🤖 AI Summary
To address insufficient safety, feasibility, and task adaptability of pre-planned trajectories in dynamic environments, this paper proposes a trajectory optimization framework integrating Episodic Reinforcement Learning (ERL) with residual learning. Rather than training policies from scratch, the method leverages an initial reference trajectory as prior knowledge; within each episode, it identifies local trajectory segments requiring correction and generates smooth, physically feasible residual adjustments using B-spline motion primitives—preserving critical actions while enhancing trajectory continuity. The framework is modular and can be seamlessly integrated into any ERL algorithm. Experiments demonstrate that, compared to end-to-end training, our approach significantly improves sample efficiency (reducing sampling requirements by 67%) and task success rate, while effectively narrowing the sim-to-real gap. Crucially, the learned policy transfers directly to real robotic hardware without fine-tuning, with physical deployment confirming its robustness and real-time performance.
📝 Abstract
We propose MoRe-ERL, a framework that combines Episodic Reinforcement Learning (ERL) and residual learning, which refines preplanned reference trajectories into safe, feasible, and efficient task-specific trajectories.

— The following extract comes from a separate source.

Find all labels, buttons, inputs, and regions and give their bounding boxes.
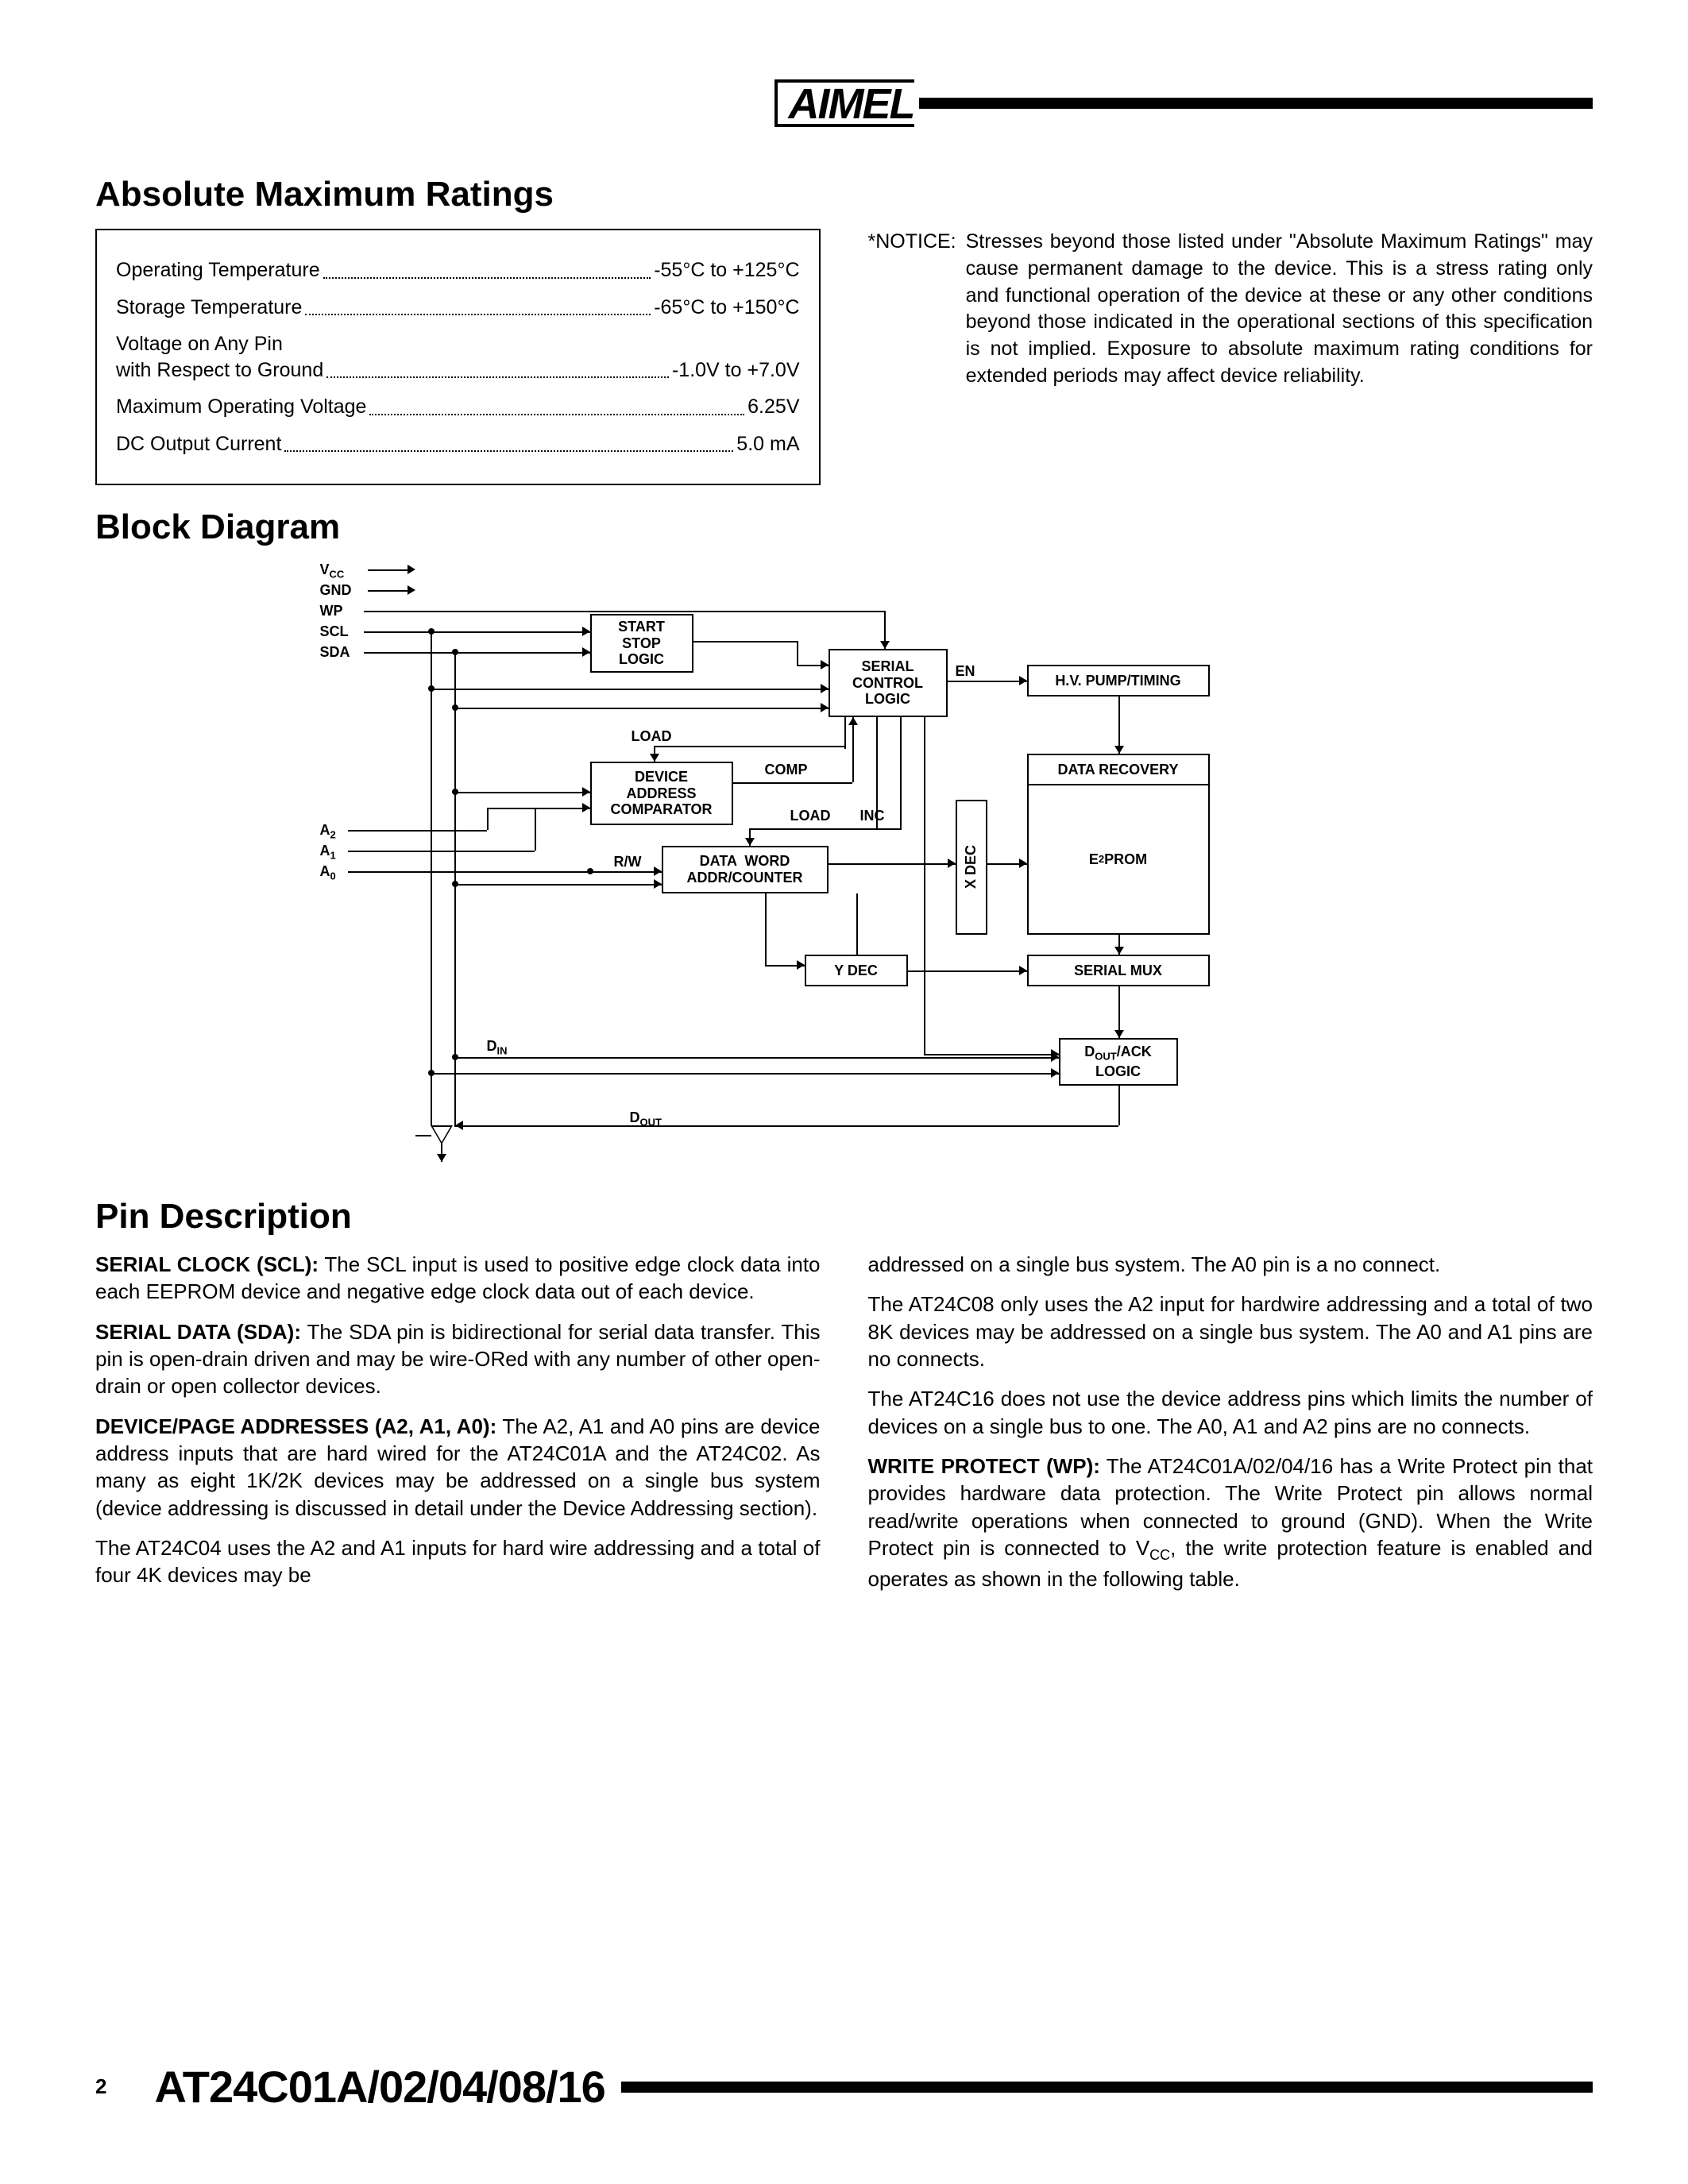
pin-wp: WP [320, 603, 343, 619]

This framework is general enough to incorporate into arbitrary ERL methods and motion generators seamlessly. MoRe-ERL identifies trajectory segments requiring modification while preserving critical task-related maneuvers. Then it generates smooth residual adjustments using B-Spline-based movement primitives to ensure adaptability to dynamic task contexts and smoothness in trajectory refinement. Experimental results demonstrate that residual learning significantly outperforms training from scratch using ERL methods, achieving superior sample efficiency and task performance. Hardware evaluations further validate the framework, showing that policies trained in simulation can be directly deployed in real-world systems, exhibiting a minimal sim-to-real gap.